Addressing the press, Ranking Member on the Roads and Transport Committee, Kennedy Osei Nyarko, criticised the government’s “Big Push Programme” for deliberately leaving out the Greater Accra and Ashanti regions—two economic powerhouses that jointly represent over a third of Ghana’s population and GDP.

“It is unacceptable that Greater Accra and Ashanti, the engine rooms of our economy, have been sidelined in this plan,” Mr. Nyarko said. “This is a matter of national concern, not partisan grievance.”

He stressed that the exclusion of these regions from major road projects undermines equitable development and fair allocation of national resources.

Particularly troubling, he noted, was the absence of progress on the vital Accra–Kumasi highway, the busiest road corridor in Ghana. Several dualisation projects along the route, including Osino, Nsawam, Enyeresi, and Konongo, remain abandoned, worsening traffic congestion and road safety.
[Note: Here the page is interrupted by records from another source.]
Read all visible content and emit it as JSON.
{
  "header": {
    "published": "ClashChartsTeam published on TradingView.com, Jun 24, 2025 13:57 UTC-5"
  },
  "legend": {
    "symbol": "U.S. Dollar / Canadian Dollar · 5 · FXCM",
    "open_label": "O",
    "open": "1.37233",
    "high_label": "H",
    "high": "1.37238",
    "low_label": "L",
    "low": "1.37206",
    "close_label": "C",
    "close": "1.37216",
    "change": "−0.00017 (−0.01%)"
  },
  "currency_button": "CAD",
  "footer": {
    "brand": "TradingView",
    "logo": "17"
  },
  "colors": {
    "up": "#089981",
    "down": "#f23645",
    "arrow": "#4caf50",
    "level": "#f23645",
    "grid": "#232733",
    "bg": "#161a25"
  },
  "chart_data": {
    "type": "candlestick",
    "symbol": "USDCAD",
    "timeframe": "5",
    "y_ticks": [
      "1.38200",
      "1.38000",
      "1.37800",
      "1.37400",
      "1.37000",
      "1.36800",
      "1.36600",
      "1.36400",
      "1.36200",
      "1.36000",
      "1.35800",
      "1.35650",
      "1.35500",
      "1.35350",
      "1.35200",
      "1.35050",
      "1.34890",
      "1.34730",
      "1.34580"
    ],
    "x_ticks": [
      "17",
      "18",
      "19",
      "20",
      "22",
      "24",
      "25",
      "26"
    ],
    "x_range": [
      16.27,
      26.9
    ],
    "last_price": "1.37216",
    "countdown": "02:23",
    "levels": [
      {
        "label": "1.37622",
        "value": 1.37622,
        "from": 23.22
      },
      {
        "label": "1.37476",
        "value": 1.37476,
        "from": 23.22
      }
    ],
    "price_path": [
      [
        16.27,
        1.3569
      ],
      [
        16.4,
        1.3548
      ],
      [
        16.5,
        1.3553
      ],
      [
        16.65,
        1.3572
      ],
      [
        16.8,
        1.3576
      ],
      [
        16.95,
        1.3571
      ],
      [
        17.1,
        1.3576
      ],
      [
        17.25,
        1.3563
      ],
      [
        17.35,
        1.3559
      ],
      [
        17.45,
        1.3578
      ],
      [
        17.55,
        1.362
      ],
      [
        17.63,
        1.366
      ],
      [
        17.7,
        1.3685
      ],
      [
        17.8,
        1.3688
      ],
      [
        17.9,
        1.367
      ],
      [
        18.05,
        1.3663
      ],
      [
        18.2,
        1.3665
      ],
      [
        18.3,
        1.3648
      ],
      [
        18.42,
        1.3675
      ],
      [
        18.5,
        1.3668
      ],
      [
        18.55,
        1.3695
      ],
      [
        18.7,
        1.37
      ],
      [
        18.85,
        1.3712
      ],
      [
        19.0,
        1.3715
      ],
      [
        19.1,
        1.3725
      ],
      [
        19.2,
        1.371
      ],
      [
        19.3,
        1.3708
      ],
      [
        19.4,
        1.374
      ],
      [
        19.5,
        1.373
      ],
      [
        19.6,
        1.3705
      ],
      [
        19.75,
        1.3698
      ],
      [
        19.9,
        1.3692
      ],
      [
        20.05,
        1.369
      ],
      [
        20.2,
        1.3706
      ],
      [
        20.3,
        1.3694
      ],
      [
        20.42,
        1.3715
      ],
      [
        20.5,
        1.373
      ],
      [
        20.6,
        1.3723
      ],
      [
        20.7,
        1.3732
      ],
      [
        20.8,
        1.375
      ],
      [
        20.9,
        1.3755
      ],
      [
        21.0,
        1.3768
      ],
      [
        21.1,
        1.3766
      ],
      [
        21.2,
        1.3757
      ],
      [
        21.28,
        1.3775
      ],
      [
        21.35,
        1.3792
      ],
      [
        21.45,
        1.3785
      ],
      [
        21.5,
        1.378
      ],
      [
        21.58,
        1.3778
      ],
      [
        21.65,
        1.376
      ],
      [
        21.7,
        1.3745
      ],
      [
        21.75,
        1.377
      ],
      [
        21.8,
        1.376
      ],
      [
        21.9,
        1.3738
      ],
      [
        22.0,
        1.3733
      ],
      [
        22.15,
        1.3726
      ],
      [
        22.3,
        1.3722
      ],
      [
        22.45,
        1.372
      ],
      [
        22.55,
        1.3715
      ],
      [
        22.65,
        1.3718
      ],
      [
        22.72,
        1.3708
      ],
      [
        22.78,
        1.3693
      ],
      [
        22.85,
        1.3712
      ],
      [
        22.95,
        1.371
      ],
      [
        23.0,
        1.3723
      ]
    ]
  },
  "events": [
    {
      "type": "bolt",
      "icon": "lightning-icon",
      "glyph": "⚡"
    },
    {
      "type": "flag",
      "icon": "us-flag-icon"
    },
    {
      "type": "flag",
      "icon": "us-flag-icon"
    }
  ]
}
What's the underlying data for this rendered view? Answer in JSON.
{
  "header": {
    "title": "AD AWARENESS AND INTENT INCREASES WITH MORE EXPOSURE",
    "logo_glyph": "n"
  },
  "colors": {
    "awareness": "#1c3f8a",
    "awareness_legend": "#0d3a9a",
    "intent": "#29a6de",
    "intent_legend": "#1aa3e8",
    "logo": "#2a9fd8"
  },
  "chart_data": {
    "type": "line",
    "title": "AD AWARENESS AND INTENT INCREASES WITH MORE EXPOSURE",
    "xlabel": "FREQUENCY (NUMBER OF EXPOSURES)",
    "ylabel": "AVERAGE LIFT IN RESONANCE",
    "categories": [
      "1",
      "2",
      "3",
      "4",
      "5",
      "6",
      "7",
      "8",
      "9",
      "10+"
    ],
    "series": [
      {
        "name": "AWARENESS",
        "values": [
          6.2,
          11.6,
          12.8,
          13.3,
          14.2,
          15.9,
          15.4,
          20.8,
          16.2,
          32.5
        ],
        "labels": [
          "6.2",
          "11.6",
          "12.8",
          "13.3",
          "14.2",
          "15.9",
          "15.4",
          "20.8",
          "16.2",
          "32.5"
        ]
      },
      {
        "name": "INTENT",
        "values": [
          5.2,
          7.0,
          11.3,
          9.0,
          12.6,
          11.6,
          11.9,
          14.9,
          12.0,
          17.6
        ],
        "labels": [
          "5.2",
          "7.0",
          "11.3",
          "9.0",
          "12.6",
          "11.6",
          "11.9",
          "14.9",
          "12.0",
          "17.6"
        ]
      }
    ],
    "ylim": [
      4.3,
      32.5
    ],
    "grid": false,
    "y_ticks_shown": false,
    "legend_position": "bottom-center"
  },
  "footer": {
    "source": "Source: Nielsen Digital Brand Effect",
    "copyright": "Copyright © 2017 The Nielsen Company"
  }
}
The Minority also lamented the lack of attention to the Atebubu–Kwame Danso Road and the Anwia Nkwanta corridor in Kumasi, both of which had seen some progress under earlier budgets but were conspicuously missing from the 2025 review.

“The silence on these corridors tells us the government has no intention of completing what was already started,” Mr. Nyarko declared.

He called on the government to realign its infrastructure priorities based on empirical data and national need, rather than political interests.

“Infrastructure planning must follow data and demand, not political expediency,” he stated. “Ghanaians deserve transparency, fairness, and strategic thinking—not a haphazard list designed for headlines.”